The Bishops, Proving Me Right

I shouldn’t take any credit for predicting the actions of the most predictable institution on the globe, but I’ll take it anyway.  I made the case at The Nation last week that the USCCB’s recent statement on aid in dying would lead to broader crack-downs on end of life rights, privacy, and awareness.  I was right.  According to a new report at Crisis Magazine and a press release from the bishops today, they’ve targeted Catholic professors at four universities:  Georgetown, Marquette, Santa Clara and Boston College.  How did the bishops identify the academics they wanted to discredit?  Writes Patrick J. Reilly at Crisis:

The professors’ efforts came to light during a Cardinal Newman Society investigation in 2005, following news reports of a legal brief filed by 55 bioethicists in opposition to “Terri’s Law,” a Florida measure that empowered Gov. Jeb Bush to ensure that the comatose Terri Schiavo received water and nutrition. As reported in “Teaching Euthanasia,” an exclusive report in the June 2005 issue of Crisis, multiple professors at Catholic universities had taken positions on end-of-life issues that seemed to conflict with Vatican teaching.

That’s right. Conscience aside, if you don’t exactly teach–or even in your personal life espouse– the Vatican line, you’re not Catholic.  And it’s a seething mission among Catholic Church leadership to reign in not only Catholic bioethicists and professors but also Catholic hospitals.  Only two years ago, the USCCB changed the Ethical and Religious Directives that are used to manage all 625 of their hospitals to limit a patient’s ability to be removed from artificial nutrition and hydration.

These actions are a direct response to the Terri Schiavo fiasco — which I’ve written about at Religion Dispatches and AltNet — and the Church’s desire to more directly guide health care policy in the US.  The USCCB is still smarting over dissent of nuns and the Catholic Health Association during the recent health care debate.  By rooting out dissenters, they hope to present a more unified voice on issues of the health care, personal rights and the body.

Who’s their next target?  It’s hard to say.  While the church cleans out universities, hospitals, agencies and schools, “pro-Life” organizations prepare their on-the-ground election-time efforts.  The Catholic Church well knows that even a statement addressing “assisted suicide” will serve as a political map for “pro-life” activists and their allies who have long seen “euthanasia” as a primary item on their platform.  Think legislation governing advanced directives (already moot at Catholic hospitals if you’ve got a feeding tube, where a webwork of conscience clauses prevents them from complying with state and federal laws), hospice and palliative care regulations, inheritance laws for families of suicides, drug regulations….

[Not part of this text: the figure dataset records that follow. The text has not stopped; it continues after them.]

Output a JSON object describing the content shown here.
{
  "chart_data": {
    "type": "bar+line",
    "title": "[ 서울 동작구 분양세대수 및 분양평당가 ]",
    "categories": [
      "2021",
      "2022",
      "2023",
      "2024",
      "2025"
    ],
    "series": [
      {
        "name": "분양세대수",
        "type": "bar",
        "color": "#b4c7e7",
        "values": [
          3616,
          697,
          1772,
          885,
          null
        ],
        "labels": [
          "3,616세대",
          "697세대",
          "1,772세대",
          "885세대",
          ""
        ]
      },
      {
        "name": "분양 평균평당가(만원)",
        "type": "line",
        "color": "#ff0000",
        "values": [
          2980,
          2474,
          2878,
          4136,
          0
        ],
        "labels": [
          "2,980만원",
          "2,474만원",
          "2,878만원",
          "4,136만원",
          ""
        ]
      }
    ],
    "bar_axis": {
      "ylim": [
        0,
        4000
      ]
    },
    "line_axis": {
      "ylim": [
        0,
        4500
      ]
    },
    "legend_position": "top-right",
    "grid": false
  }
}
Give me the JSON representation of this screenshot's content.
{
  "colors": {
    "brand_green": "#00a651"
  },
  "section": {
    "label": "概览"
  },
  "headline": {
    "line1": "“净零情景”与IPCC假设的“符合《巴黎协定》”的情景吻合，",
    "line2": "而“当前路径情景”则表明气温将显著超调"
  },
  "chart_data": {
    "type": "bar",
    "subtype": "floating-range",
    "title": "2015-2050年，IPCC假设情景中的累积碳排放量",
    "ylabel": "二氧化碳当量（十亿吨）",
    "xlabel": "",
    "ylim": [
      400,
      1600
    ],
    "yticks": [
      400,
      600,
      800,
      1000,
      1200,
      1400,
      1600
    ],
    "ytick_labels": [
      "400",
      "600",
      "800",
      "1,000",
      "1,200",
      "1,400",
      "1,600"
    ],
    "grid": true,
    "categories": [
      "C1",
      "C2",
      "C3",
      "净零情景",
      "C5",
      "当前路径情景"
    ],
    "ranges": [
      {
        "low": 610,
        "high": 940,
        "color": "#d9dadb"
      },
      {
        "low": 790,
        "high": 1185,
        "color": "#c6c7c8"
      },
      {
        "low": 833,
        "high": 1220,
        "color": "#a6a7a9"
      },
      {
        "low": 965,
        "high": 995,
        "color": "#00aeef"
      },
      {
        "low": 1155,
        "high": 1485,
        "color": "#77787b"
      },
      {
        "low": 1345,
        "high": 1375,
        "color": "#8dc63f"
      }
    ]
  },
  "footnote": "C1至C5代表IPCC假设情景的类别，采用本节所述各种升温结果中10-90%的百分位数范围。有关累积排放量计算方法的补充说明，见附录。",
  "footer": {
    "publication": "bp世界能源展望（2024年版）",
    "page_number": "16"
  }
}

I hope Church leadership is overreaching.  While their fight against abortion is aided by the fact that women’s reproductive rights have been shamed and ghetto-ized since time began, seniors vote.  And the US population resoundingly supported the Florida decision in 2005 to remove Terri Schiavo’s feeding tube.

Yet, the Church is particularly skilled at over-representing its influence and voting base.  Again and again, health care rights for women have been bargained away with deference to the Church.  Why not seniors’?  Neither party seems willing to press for a meaningful Patients’ Bill of Rights or real health care reform.  And the obstacles to nuanced conversation about death are myriad; they include an uninterested, misinformed, or easily-distracted press.

Whether you think aid in dying should be legal or not, whether you abide by Catholic doctrine or the light of the moon, you should still question the health of a democracy where a church’s laws dictate the actions of the pluralistic societal body.